Bahasa Bali dan Bahasa Indonesia adalah bahasa yang paling luas pemakaiannya di Bali dan sebagaimana penduduk Indonesia lainnya, sebagian besar masyarakat Bali adalah bilingual atau bahkan trilingual. Meskipun terdapat beberapa dialek dalam bahasa Bali, umumnya masyarakat Bali menggunakan sebentuk bahasa Bali pergaulan sebagai pilihan dalam berkomunikasi. Secara tradisi, penggunaan berbagai dialek bahasa Bali ditentukan berdasarkan sistem catur warna dalam agama Hindu Dharma dan keanggotan klan (istilah Bali: soroh, gotra); meskipun pelaksanaan tradisi tersebut cenderung berkurang.
Bahasa Inggris adalah bahasa ketiga (dan bahasa asing utama) bagi banyak masyarakat Bali yang dipengaruhi oleh kebutuhan yang besar dari industri pariwisata.
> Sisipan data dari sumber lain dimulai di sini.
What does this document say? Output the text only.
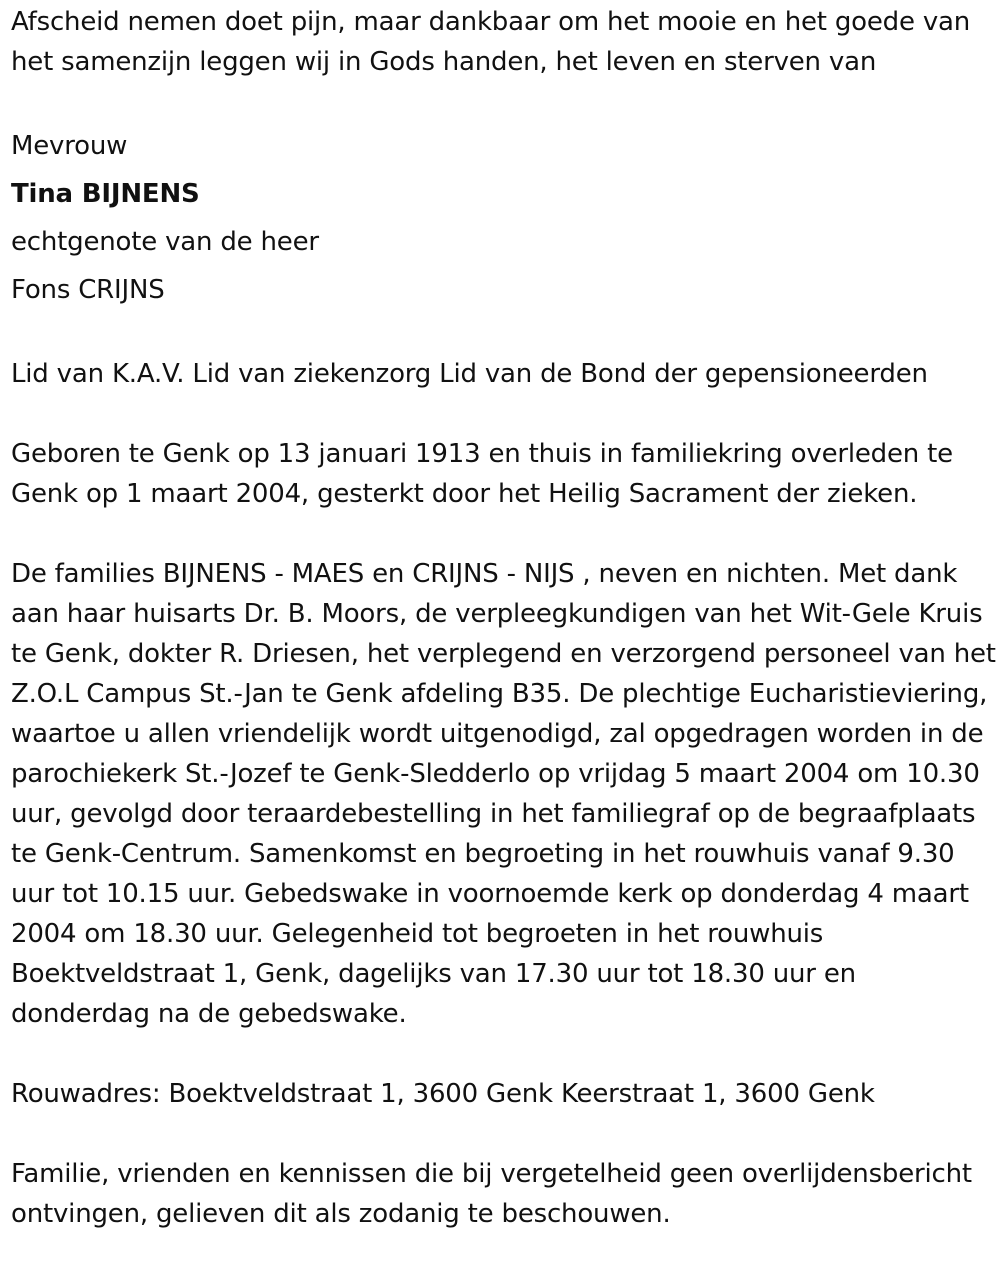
Afscheid nemen doet pijn, maar dankbaar om het mooie en het goede van het samenzijn leggen wij in Gods handen, het leven en sterven van

Mevrouw
Tina BIJNENS
echtgenote van de heer
Fons CRIJNS

Lid van K.A.V. Lid van ziekenzorg Lid van de Bond der gepensioneerden

Geboren te Genk op 13 januari 1913 en thuis in familiekring overleden te Genk op 1 maart 2004, gesterkt door het Heilig Sacrament der zieken.

De families BIJNENS - MAES en CRIJNS - NIJS , neven en nichten. Met dank aan haar huisarts Dr. B. Moors, de verpleegkundigen van het Wit-Gele Kruis te Genk, dokter R. Driesen, het verplegend en verzorgend personeel van het Z.O.L Campus St.-Jan te Genk afdeling B35. De plechtige Eucharistieviering, waartoe u allen vriendelijk wordt uitgenodigd, zal opgedragen worden in de parochiekerk St.-Jozef te Genk-Sledderlo op vrijdag 5 maart 2004 om 10.30 uur, gevolgd door teraardebestelling in het familiegraf op de begraafplaats te Genk-Centrum. Samenkomst en begroeting in het rouwhuis vanaf 9.30 uur tot 10.15 uur. Gebedswake in voornoemde kerk op donderdag 4 maart 2004 om 18.30 uur. Gelegenheid tot begroeten in het rouwhuis Boektveldstraat 1, Genk, dagelijks van 17.30 uur tot 18.30 uur en donderdag na de gebedswake.

Rouwadres: Boektveldstraat 1, 3600 Genk Keerstraat 1, 3600 Genk

Familie, vrienden en kennissen die bij vergetelheid geen overlijdensbericht ontvingen, gelieven dit als zodanig te beschouwen.
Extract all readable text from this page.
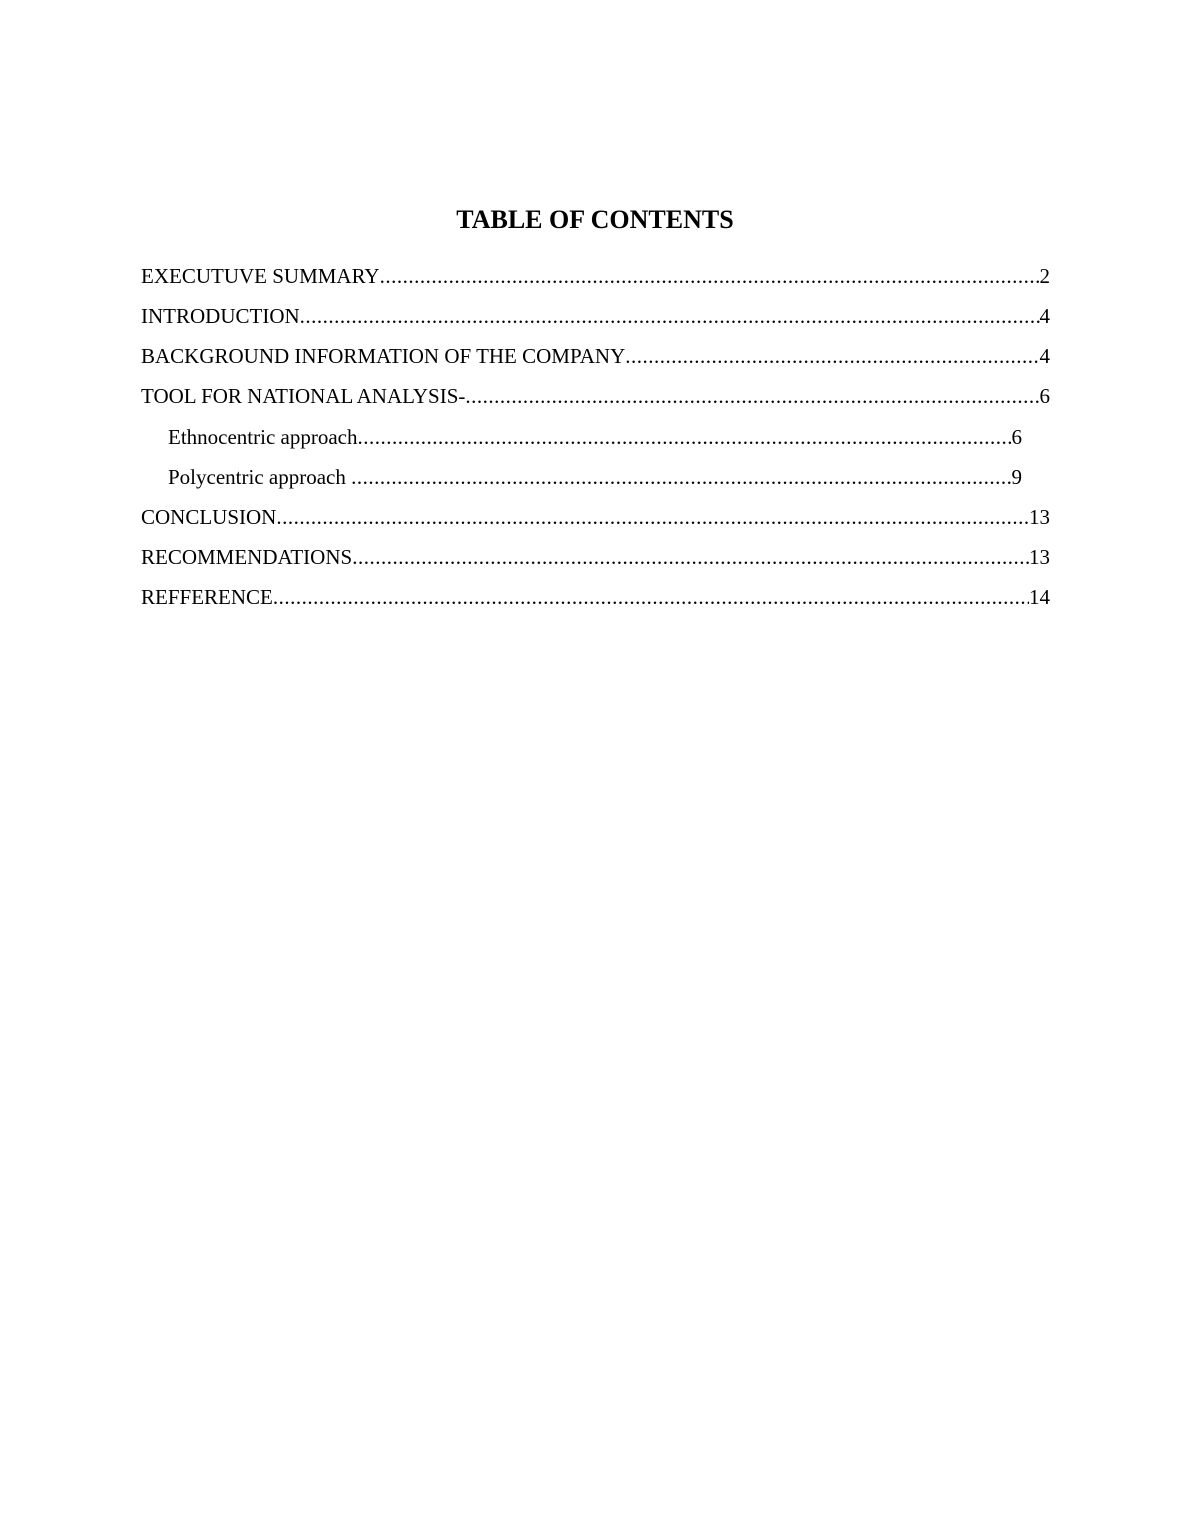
TABLE OF CONTENTS
EXECUTUVE SUMMARY .....	2
INTRODUCTION .....	4
BACKGROUND INFORMATION OF THE COMPANY .....	4
TOOL FOR NATIONAL ANALYSIS- .....	6
Ethnocentric approach .....	6
Polycentric approach .....	9
CONCLUSION .....	13
RECOMMENDATIONS .....	13
REFFERENCE .....	14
Para karyawan yang bekerja pada pusat-pusat informasi wisatawan di Bali, sering kali juga memahami beberapa bahasa asing dengan kompetensi yang cukup memadai.

[sunting] Transportasi

Bali tidak memiliki jaringan rel kereta api namun jaringan jalan yang sangat baik tersedia khususnya ke daerah-daerah tujuan wisatawan. Sebagian besar penduduk memiliki kendaraan pribadi dan memilih menggunakannya karena moda transportasi umum tidak tersedia dengan baik, kecuali taksi.
Jenis kendaraan umum di Bali antara lain:
  • Dokar, kendaraan dengan menggunakan kuda sebagai penarik
  • Ojek, taksi sepeda motor
  • Bemo, melayani dalam dan antarkota
  • Taksi
  • Bus, melayani hubungan antarkota, pedesaan, dan antarprovinsi.
Bali terhubung dengan Pulau Jawa dengan layanan kapal feri yang menghubungkan Pelabuhan Gilimanuk dengan Pelabuhan Ketapang di Kabupaten Banyuwangi yang lama tempuhnya sekitar 30 hingga 45 menit. Penyeberangan ke Pulau Lombok melalui Pelabuhan Padang Bay menuju Pelabuhan Lembar yang memakan waktu sekitar empat jam.
Transportasi udara dilayani oleh Bandara Internasional Ngurah Rai dengan destinasi ke sejumlah kota besar di Indonesia, Australia, Singapura, Malaysia, Thailand serta Jepang. Landas pacu dan pesawat terbang yang datang dan pergi bisa terlihat dengan jelas dari pantai.